Novel strategies to combat future influenza pandemics

Final Report Summary - FLUPLAN (Novel strategies to combat future influenza pandemics)

FLUPLAN aimed to mitigate the next influenza pandemic by the development of novel intervention strategies against future pandemic influenza viruses, coordinated by Professor Osterhaus at the Department of Viroscience at Erasmus MC Rotterdam. More specifically, FLUPLAN aimed to establish a repository of influenza viruses from the animal world, with pandemic potential and to make an inventory of such influenza viruses that can be used for the preparation of pandemic vaccines that are vector-based using modified vaccinia virus Ankara (MVA). With this, the vaccine repository will contain vaccine candidates that are “ready to go” on the shelf, for the rapid production of broadly protective pandemic vaccines that are available from the very beginning of the pandemic. This will greatly expand our ability to develop and produce novel vaccines within a shorter timeframe and with increased efficacy to mitigate the next influenza pandemic.

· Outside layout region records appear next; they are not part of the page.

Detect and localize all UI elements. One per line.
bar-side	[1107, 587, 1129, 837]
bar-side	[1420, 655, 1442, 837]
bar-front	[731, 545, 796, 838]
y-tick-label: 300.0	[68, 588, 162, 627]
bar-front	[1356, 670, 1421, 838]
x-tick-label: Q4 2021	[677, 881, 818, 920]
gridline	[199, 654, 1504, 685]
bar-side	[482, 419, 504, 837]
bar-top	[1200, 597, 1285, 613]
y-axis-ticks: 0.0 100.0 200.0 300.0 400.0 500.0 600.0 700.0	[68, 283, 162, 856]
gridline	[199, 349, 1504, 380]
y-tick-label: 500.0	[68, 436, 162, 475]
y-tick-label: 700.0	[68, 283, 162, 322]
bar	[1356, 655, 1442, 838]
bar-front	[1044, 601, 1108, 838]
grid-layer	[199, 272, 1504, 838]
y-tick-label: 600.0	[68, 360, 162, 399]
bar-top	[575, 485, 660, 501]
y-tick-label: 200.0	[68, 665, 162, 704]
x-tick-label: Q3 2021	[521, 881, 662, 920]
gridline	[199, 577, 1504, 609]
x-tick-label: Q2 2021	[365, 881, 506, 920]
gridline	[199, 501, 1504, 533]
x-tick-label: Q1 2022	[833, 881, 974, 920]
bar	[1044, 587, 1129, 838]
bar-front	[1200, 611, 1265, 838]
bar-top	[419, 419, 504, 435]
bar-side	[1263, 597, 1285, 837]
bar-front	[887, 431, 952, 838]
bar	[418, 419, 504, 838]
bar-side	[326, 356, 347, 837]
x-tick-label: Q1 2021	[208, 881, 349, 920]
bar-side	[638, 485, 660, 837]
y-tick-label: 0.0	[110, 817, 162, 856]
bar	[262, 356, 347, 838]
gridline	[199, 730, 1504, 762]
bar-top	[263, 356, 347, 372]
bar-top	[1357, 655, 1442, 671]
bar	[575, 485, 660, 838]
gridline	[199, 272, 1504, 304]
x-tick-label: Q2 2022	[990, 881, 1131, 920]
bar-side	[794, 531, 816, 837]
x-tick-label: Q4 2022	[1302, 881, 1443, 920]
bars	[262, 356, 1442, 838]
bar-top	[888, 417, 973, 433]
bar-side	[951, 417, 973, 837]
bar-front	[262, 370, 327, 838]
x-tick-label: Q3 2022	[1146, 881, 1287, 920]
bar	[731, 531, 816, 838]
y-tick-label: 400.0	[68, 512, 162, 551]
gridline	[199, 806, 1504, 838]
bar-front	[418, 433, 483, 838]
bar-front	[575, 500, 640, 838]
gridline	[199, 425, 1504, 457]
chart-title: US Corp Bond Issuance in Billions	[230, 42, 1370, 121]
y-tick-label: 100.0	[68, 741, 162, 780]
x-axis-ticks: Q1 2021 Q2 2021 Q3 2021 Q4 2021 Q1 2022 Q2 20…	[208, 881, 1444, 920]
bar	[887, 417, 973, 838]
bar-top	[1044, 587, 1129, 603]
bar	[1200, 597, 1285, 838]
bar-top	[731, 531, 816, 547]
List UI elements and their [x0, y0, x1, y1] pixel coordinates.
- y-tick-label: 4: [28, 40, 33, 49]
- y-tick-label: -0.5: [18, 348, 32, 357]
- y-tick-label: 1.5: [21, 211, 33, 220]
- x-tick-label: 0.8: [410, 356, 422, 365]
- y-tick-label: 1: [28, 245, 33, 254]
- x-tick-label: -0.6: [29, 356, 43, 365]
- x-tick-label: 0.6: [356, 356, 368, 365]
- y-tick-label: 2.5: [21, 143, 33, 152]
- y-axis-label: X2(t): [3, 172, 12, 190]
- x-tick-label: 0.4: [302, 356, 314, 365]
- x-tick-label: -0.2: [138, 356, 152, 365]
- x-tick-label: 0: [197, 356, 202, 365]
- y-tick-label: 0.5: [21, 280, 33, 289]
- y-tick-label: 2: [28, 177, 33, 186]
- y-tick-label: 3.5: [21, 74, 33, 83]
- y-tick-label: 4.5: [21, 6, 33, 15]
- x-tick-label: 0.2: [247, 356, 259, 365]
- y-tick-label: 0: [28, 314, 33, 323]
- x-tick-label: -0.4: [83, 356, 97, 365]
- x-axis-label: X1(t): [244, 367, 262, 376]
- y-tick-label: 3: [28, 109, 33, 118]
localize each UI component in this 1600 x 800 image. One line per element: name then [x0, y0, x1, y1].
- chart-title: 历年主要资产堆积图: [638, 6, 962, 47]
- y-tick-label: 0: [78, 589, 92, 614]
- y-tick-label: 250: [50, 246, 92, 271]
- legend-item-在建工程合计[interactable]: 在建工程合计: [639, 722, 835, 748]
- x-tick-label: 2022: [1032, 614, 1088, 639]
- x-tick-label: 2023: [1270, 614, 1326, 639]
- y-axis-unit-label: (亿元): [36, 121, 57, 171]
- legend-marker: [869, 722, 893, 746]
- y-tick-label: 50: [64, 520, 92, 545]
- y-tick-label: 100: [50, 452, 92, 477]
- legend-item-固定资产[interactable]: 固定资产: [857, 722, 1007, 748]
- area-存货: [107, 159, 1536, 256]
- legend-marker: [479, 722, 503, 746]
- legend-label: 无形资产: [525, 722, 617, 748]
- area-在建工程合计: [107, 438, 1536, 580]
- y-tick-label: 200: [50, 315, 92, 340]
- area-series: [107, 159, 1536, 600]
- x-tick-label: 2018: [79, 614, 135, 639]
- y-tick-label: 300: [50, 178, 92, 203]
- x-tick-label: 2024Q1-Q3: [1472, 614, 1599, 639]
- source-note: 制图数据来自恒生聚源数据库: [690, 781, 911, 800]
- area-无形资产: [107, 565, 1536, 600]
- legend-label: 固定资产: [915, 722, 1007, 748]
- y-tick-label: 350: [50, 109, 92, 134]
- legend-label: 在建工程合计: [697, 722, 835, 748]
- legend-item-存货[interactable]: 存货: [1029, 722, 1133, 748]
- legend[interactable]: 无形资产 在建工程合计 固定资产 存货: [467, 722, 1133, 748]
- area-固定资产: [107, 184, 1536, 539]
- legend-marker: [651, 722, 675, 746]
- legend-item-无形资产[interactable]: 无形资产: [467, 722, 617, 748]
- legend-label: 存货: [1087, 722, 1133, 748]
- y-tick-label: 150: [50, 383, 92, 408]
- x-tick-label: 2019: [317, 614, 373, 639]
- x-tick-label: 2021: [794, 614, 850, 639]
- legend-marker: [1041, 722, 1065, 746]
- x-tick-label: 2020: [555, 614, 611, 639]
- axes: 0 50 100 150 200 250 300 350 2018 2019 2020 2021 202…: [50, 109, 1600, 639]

With FLUPLAN, we developed a hemagglutinin (HA) vaccine repository that is continuously being updated with representative virus strains that match circulating Influenza viruses coming from the animal world, that have pandemic potential. This has amongst others led to the development of a MVA-H5 vaccine candidate, which proved to be safe (no serious adverse events were identified) and immunogenic (MVA-H5 vaccine induced virus neutralizing antibodies against influenza H5N1 virus) in a clinical phase I/IIa trial. Furthermore, we confirmed that the MVA-H5 vaccine can elicit antibodies against the newly emerging H5N8 virus, especially after a booster vaccination. Based on this repository, in combination with the clinical trial experience with the MVA-H5 vaccine candidate (as described in Kreijtz et al., The Lancet Infectious Diseases), it will be possible to rapidly develop a MVA-based influenza vaccine for human use in the face of a future pandemic. This will spark a rapid response to a newly emerging pandemic influenza threat, by using a priming vaccination with an MVA-based vaccine that represents the HA gene of the same subtype as the emerging virus and will upon booster immunization provide broadly protective immunity within the subtype, and thus against the emerging influenza virus strain. Thus, the MVA-based vaccine platform developed within FLUPLAN can be used for rapid development of efficacious and broadly protective vaccines in response to a future influenza pandemic threat. Furthermore, the MVA technology as developed in FLUPLAN is now also being used to develop a more universal influenza vaccine within the framework of the EU FP7 funded project FLUNIVAC. The progress of this project largely builds on the technology developed within FLUPLAN, and the products of this exercise will also largely profit from the clinical trial expertise from the FLUPLAN clinical trial. This will lead to the rapid implementation of a more universal influenza vaccine for humans based on the MVA technology.